Rose nodded. “If we are to pretend to be husband and wife—”

“No one will need to know about the—the lack of consummation,” Samuel said hurriedly, cheeks pinking as though this were simply not the right sort of conversation between a gentleman and a lady.

And perhaps it wasn’t. But Rose wasn’t a lady.

Not anymore.

The walls appeared to creep in as she looked up and said, “We are agreed this is no love match—”

“I sh-should think not!” Samuel choked. Then he grinned awkwardly. “No-No offense meant.”

It is always just when a man had given offense, Rose thought darkly, that he will inform a woman that she is not allowed to take offense.

Outwardly, she smiled sweetly. “Of course. So I repeat, this is no love match, and yet we will need to convince not only your family, but Society at large that this is a true marriage, and most of all, this solicitor of yours.”

Ah, that got his attention.

Samuel tried to step closer to her. As it was, there wasn’t a full step’s gap between them. So he shuffled. “I need Mr. Todd to believe this—and he will, because there will be a marriage certificate.”

Damnation. Rose had almost forgotten. His kind—his own phrasing—were accustomed to loveless marriages. Marriages made for convenience, for alliance, for wealth.

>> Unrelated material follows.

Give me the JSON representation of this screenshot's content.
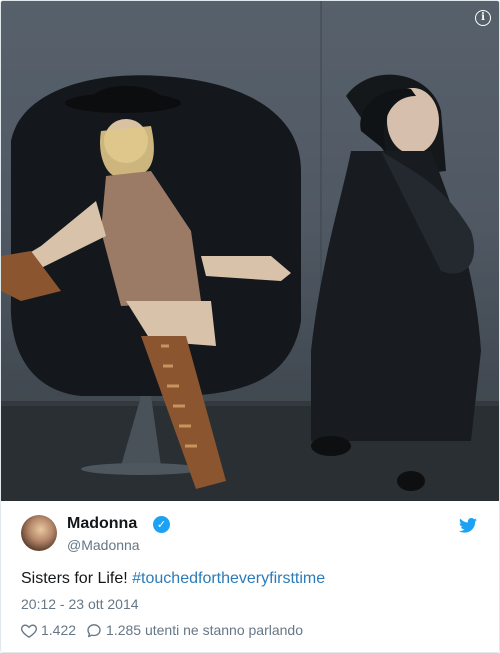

She should have remembered.

Though she wondered how such a supposedly whirlwind courtship and marriage he’d kept secret from his family would have occurred without a romance. Still, he was clearly embarrassed to even discuss the matter. The details of their supposedly weeks-old marriage’s origins would have to wait.

“Oh, well, that’s all right, then,” Rose said lightly, stepping around Samuel toward her trunk. “I will just merely pretend attraction should it ever become necessary.”

She picked up her trunk and turned to face him, ready to leave—at least, that was what she wanted him to believe. And damn Ted and the whole pack of them because this Samuel was obviously taken in.

Taken in by her acting genius, naturally.

“You cannot do that,” he said woodenly.

Rose raised an eyebrow. “Cannot do what? Carry my own trunk? I quite agree, it is beneath the new Marchioness of Aylesbury, but if you are not willing to carry it, I shall have to or you can summon your coachman.”

“I mean, you cannot just—just pretend attraction! It is either there or it is not,” spluttered Samuel, his eyes wide. “You cannot be in earnest!”